Matthew Kaplan Photography
Hunger Strikers Protesting General Iron in Logan Square - 3/4/21
Marking 30 days of the hunger strike protesting Chicago's environmental neglect of its southeast side, protestors gathered on Mayor Lori Lightfoot's block and demanded that she deny the General Iron corporation the permit to operate a problematic metal shredder in a largely low income neighborhood of the city's 10th Ward.
Close to a hundred demonstrators from the southeast side and throughout the city, joined with the hunger strikers to ask the mayor why she hasn't made time even to meet with a group of citizens who are putting their bodies on the line to protect to health of their community. They demanded to know how the city can justify moving a problematic recycling facility from a north side neighborhood, to a less affluent and environmentally burdened community on the south side, which they say has an asthma rate far higher than does the city as a whole.
"I grew up thinking that everyone had asthma.
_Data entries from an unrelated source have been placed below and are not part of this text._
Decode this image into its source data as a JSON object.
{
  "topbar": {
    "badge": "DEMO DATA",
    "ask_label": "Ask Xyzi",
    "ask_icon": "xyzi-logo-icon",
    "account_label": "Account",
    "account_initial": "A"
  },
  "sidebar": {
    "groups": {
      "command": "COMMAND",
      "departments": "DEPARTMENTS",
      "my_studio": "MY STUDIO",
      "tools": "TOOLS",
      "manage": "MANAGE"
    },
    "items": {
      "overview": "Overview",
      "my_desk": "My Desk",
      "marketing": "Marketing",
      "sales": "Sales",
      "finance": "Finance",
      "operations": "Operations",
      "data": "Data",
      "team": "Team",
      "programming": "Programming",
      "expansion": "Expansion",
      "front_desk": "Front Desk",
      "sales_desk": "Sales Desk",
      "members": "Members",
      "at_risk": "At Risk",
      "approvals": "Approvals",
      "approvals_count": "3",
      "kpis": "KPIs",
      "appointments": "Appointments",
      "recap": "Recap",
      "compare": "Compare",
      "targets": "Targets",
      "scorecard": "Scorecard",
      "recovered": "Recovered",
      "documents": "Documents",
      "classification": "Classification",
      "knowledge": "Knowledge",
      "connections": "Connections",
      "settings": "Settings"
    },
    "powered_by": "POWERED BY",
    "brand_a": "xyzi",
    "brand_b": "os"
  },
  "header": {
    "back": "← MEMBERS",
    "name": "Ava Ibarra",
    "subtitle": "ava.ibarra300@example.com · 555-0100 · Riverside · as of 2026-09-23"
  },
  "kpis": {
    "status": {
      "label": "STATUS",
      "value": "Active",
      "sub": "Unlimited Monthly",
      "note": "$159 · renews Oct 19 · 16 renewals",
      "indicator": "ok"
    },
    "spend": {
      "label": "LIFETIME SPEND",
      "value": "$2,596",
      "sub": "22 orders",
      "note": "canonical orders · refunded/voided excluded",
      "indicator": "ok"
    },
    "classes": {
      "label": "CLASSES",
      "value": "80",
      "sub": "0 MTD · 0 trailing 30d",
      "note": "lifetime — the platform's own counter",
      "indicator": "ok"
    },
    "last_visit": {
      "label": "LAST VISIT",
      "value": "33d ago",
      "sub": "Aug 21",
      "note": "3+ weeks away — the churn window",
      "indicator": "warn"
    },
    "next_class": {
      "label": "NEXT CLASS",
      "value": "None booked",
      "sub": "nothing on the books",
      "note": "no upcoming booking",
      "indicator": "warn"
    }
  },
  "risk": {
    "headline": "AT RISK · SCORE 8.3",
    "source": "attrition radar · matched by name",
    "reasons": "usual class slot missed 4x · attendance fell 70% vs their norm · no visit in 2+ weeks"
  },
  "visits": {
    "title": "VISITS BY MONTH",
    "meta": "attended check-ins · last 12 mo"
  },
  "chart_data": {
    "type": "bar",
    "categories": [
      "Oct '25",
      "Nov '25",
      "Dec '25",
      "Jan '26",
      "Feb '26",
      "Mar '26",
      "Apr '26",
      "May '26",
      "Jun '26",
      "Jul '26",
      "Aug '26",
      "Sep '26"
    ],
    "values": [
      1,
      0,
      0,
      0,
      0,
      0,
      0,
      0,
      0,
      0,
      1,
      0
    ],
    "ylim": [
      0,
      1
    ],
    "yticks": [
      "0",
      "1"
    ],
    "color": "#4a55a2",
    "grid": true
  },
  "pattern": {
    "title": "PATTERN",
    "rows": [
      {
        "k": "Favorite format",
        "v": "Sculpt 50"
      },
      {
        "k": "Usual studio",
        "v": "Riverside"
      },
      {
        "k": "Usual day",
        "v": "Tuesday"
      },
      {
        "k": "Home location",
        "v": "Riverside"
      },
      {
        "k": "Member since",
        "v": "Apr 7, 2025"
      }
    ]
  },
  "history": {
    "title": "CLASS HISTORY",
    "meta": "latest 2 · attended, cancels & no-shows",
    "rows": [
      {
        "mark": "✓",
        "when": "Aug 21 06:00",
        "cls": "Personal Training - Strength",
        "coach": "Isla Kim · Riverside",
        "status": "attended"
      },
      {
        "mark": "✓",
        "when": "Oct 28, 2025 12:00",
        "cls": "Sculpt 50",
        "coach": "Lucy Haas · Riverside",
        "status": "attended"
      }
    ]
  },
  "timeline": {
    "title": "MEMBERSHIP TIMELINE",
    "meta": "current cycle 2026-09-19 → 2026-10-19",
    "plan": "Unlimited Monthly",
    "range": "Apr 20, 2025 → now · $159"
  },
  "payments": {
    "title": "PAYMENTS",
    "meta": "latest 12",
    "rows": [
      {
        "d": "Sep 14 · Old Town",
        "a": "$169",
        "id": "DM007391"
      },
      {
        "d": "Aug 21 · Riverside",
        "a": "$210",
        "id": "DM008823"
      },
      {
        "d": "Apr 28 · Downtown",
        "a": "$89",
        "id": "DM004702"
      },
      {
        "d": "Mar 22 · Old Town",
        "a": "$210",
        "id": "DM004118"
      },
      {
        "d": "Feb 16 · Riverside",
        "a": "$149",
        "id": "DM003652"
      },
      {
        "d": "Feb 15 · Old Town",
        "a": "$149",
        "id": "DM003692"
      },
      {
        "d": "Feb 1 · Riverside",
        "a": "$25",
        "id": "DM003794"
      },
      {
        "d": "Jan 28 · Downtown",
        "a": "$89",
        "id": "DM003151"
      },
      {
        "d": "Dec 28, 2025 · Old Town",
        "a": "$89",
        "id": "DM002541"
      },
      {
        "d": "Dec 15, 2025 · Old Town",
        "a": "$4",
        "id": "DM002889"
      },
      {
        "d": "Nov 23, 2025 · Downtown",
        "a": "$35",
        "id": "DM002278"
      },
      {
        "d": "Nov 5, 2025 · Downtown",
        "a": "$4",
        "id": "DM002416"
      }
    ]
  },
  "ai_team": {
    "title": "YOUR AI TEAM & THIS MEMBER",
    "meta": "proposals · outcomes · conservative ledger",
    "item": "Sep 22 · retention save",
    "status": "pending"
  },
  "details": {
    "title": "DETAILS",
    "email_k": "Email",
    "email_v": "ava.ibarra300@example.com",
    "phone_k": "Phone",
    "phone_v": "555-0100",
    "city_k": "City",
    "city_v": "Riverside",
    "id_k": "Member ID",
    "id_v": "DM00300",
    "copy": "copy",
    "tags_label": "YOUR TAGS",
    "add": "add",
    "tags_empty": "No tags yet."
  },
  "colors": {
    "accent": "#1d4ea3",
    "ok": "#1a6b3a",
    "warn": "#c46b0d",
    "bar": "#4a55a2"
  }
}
That it was normal." said hunger striker Yesenia Chavez, who joined the action on February 8th. Chavez's sister, afflicted with asthma, attends George Washington High School on Avenue O, a few blocks away from, and downwind of, the site to which General Iron is moving their scrap metal facility. "White and wealthy neighborhoods get billion dollar developments", Chavez proclaimed, referring to the massive Lincoln Yards project on the north side, which is turning a former industrial area on the Chicago River, from which General Iron is relocating.
"This facility poses unacceptable risks to the south side, just as it did to the northside!" Chavez went on to explain. "The department of public health has the authority to deny the permit."
Gathering at a Methodist church in north side Logan Square, across the street from a police blockade protecting Mayor Lightfoot's house, the protestors hammered nails into a coffin symbolizing the residents who have died from the toxic degradation of the Southeast Side.
"They didn't listen to us" said Peggy Salazar of the Southeast Environmental Task Force, referring to the Mayor and city officials, "We wouldn't be in this predicament if she (Mayor Lightfoot) had been sincere. Now we are desperate, and we are doing desperate things!"
Taking the coffin on their shoulders, they marched through the nearby streets, stopping to block traffic at busy intersections, and pleading with Mayor Lightfoot to heed their concerns.
"This is day 30 of the hunger strike and the mayor hasn't done a damned thing to help us!" called out George Washington High School student Trinity Colon, while rush hour traffic was snarled at the bustling corner of Diversey and Milwaukee.
Oscar Sanchez, one of the three original strikers, cried loudly, "30 days of a hunger strike and Lori Lightfoot hasn't even met with us!"
"That ain't right!" responded his supporters, kneeling on the cold pavement.
In a final gesture of their desperation to be acknowledged, the marchers laid themselves down like dead bodies, in the intersection of Kimball and Wrightwood, as close to the mayor's house as they were allowed to set foot.